Les gardiens postés à l’entrée du complexe du mur Occidental à Jérusalem ont « fouillé au corps » mercredi quatre femmes étudiantes dans une école rabbinique en amont du service de prière mensuel organisé par l’association des Femmes du mur sur le lieu saint, ont annoncé des associations libérales juives.

Le centre d’action religieuse israélien (IRAC), qui est le bras juridique du mouvement réformé en Israël, a indiqué que les quatre femmes, étudiantes au Hebrew Union College, ont été retenues puis interrogées par les gardiens avant de devoir soulever leurs chemises et leurs jupes.

Le directeur de l’IRAC a déclaré que ces fouilles étaient une « nouvelle bassesse » du rabbinat du mur Occidental, qui est fortement opposé à l’association des Femmes du mur.

« C’est une nouvelle bassesse de la part du rabbin du Kotel qui tente d’intimider, d’humilier, et d’exclure les femmes libérales qui s’efforcent de prier au mur Occidental. Malgré les événements survenus aujourd’hui, ces quatre responsables juives courageuses continueront à aimer Israël, le mur et la justice », a déclaré le rabbin Noa Sattath dans un communiqué, utilisant le mot hébreu qui désigne le mur Occidental.

« Aujourd’hui, nous soumettons officiellement une plainte au procureur général et au bureau du Premier ministre pour leur demander d’agir, pour s’attaquer à ce qu’il s’est passé ce matin », a-t-elle ajouté.

« Ces fouilles vont à l’encontre de la décision prise par le magistrat [de la cour suprême Elyakim] Rubinstein qui a établi que les fouilles au corps sur les membres de l’association des Femmes du mur sont illégales sans menace grave à la sécurité. Quelques unes de ces étudiantes, qui visitaient le Kotel pour la première fois, ont été choquées par cet incident et par l’expérience difficile qui leur a été imposée », a fait savoir le groupe dans un communiqué.

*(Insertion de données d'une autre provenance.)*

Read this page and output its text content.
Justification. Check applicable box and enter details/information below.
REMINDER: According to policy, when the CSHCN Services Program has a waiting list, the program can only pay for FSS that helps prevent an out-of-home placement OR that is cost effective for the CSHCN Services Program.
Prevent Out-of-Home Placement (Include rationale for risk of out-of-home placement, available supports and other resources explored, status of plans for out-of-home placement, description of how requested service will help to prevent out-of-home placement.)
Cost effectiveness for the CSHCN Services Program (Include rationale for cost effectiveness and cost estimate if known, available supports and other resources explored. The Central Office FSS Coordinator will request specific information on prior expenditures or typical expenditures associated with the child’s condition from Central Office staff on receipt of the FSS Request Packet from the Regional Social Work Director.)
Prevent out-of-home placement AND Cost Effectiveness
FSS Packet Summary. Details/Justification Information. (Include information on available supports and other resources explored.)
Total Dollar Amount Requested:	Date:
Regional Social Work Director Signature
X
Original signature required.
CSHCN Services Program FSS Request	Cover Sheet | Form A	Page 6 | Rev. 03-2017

Les médias religieux ont annoncé que les femmes portaient sur elles des rouleaux de Torah dissimulés, ce que le rabbin du mur Occidental Shmuel Rabinovitch a qualifié de « profanation ».

« Aujourd’hui, au premier jour du mois juif d’Elul, toutes les lignes rouges ont été franchies. Ces femmes ont fait entrer clandestinement des rouleaux de Torah enroulés autour de leur corps, elles ont caché des sifflets dans leurs parties intimes, et pour quoi ? Pour le ‘caractère sacré’ de la guerre civile au mur Occidental », a-t-il déclaré.

Durant le service de prière, les femmes ont lu des textes sur un rouleau de Torah puis ont fait résonner 15 shoffars, des activités auxquelles s’opposent avec véhémence les Juifs ultra-orthodoxes, qui affirment que seuls les hommes sont en droit de s’y livrer.

« Nous avons fait résonner le shoffar aujourd’hui pour démolir les murs de l’apathie, de l’exclusion, du silence imposé et de la discrimination… Nous attendons de la Cour suprême, qui a prouvé qu’elle était ‘l’adulte responsable’ de l’Etat, qu’elle apporte une solution juste à notre demande fondamentale d’égalité des droits en faveur des femmes au mur », a expliqué Anat Hoffman, présidente des Femmes du mur.